Monday, November 23, 2009

Impossible Dreams

About 30 years ago, I worked in ICU as a licensed practical nurse. I enjoyed working there, but my main desire aspiration was to become a writer.  I had no idea how to do this.  I remember repositioning a patient with an RN back then, whose name was Diane.  We were talking and I happened to mention my dream, and Diane said to me, " You can't do that"? "Why not?", I asked. "That's only for rich white people..." she answered. 

I was stunned. And angry... for years.

...But, I actually believed what she said.  And did not wholeheartedly try to pursue a writing career. I decided that I would try to go into medicine. But, sabotaged that aspiration also, by getting married and pregnant and bending under the thumb of a husband who was controlling, ambitious, competitive and also aspired to go into medicine.

When I look back then, I can't believe how naive and easily discouraged I was.  I could look back and talk about how prejudiced Diane was, but it really wouldn't matter.  I don't think that she was as prejudiced as she was ignorant of many things, (she had made other racial comments that left my mouth hanging open).  I believe that she really believed what she said, I could say that's too bad. But what's really too bad is that I didn't have enough love for myself to ignore her.
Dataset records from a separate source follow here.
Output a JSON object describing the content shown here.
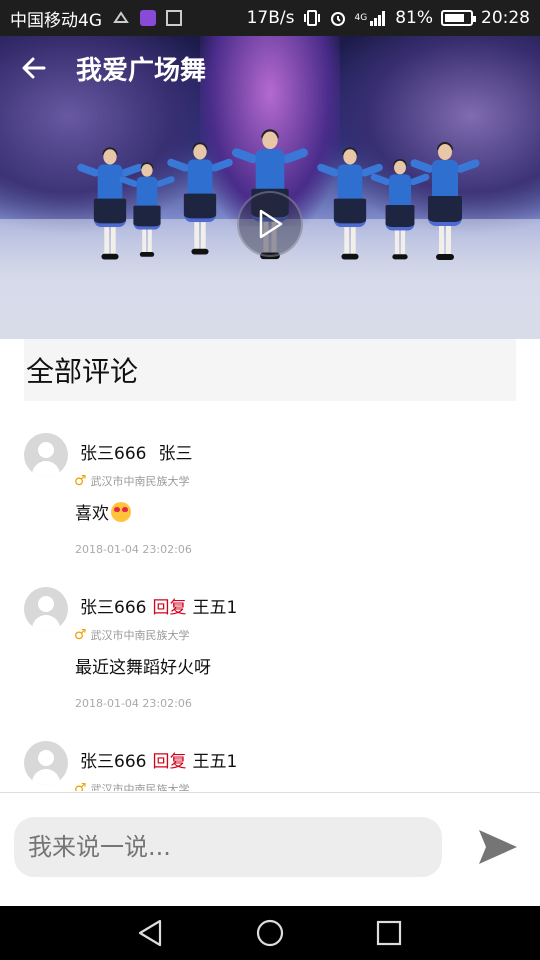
{
  "status_bar": {
    "carrier": "中国移动4G",
    "speed": "17B/s",
    "network": "4G",
    "battery": "81%",
    "battery_level": 0.81,
    "time": "20:28"
  },
  "header": {
    "title": "我爱广场舞",
    "back_icon": "arrow-left-icon",
    "play_icon": "play-icon"
  },
  "comments": {
    "heading": "全部评论",
    "items": [
      {
        "user": "张三666",
        "reply_label": "",
        "target": "张三",
        "location": "武汉市中南民族大学",
        "content": "喜欢",
        "has_emoji": true,
        "time": "2018-01-04 23:02:06"
      },
      {
        "user": "张三666",
        "reply_label": "回复",
        "target": "王五1",
        "location": "武汉市中南民族大学",
        "content": "最近这舞蹈好火呀",
        "has_emoji": false,
        "time": "2018-01-04 23:02:06"
      },
      {
        "user": "张三666",
        "reply_label": "回复",
        "target": "王五1",
        "location": "武汉市中南民族大学",
        "content": "",
        "has_emoji": false,
        "time": ""
      }
    ]
  },
  "input": {
    "placeholder": "我来说一说..."
  },
  "colors": {
    "reply": "#d0021b",
    "gender": "#f0a000",
    "statusbar": "#1e1e1e"
  }
}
She wasn't the only one who made that statement.  I'd heard it and read it.  I had been in therapy for a few years prior to meeting Diane and  "the others".  And my therapist discouraged my pursuing a career in writing.  I also, allowed my husband to squish my desire to write. What's more important, it really seemed surreal to me.  I didn't know exactly what a writer did, and I had no direction as far as my purpose or genre.
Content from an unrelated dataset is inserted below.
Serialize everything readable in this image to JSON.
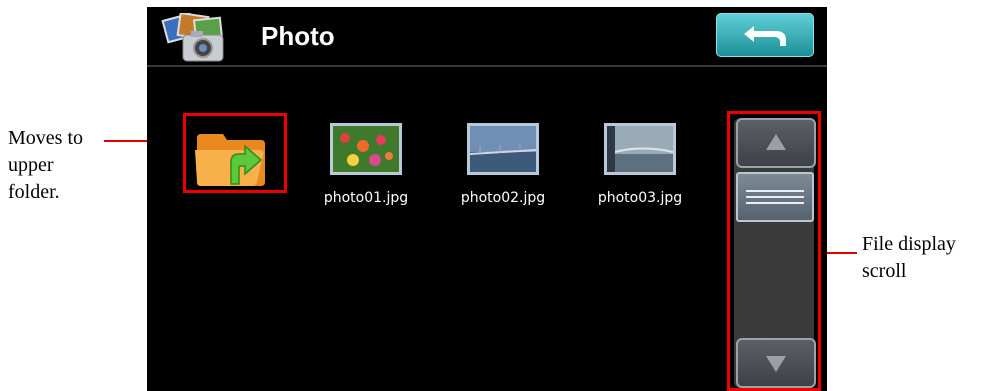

Much of my writing then was narrowly limited to angry rants about my family and how my mother treated me or how I felt about my grandmother... Or situations in my family.  And I was afraid at that time of criticism from my mother, as she would get hold of my journals and express outrage at my points of view about certain things. 

In spite of all the adverse events in my life, and negative points of view and opinions coming from every direction that I turned, I could not extinguish the desire to write.  I tried to squish it, burn it, sit on it, chew it, run over it, throw it in front of speeding trucks and trains, give it to someone else, tear it to shreds, but it remains, now even stronger than it did when I was younger. And it has nothing to do with fortune or fame.  It lingers and is as much a part of me as the beat of my heart.

The desire to write is a vital part of me, like my kidneys or liver.  If you can be born with a dream, writing came through the birth canal with me, like having a twin.

When I would not write it rattled it's chains relentlessly like an angry ghost, and kept me awake at night. I have no choice but to honor it. It won't allow me to ignore it.

I've discovered that writing is a dream that I only thought was possible.  I'm not in Kansas anymore...

What are your impossible dreams? Do you honor them?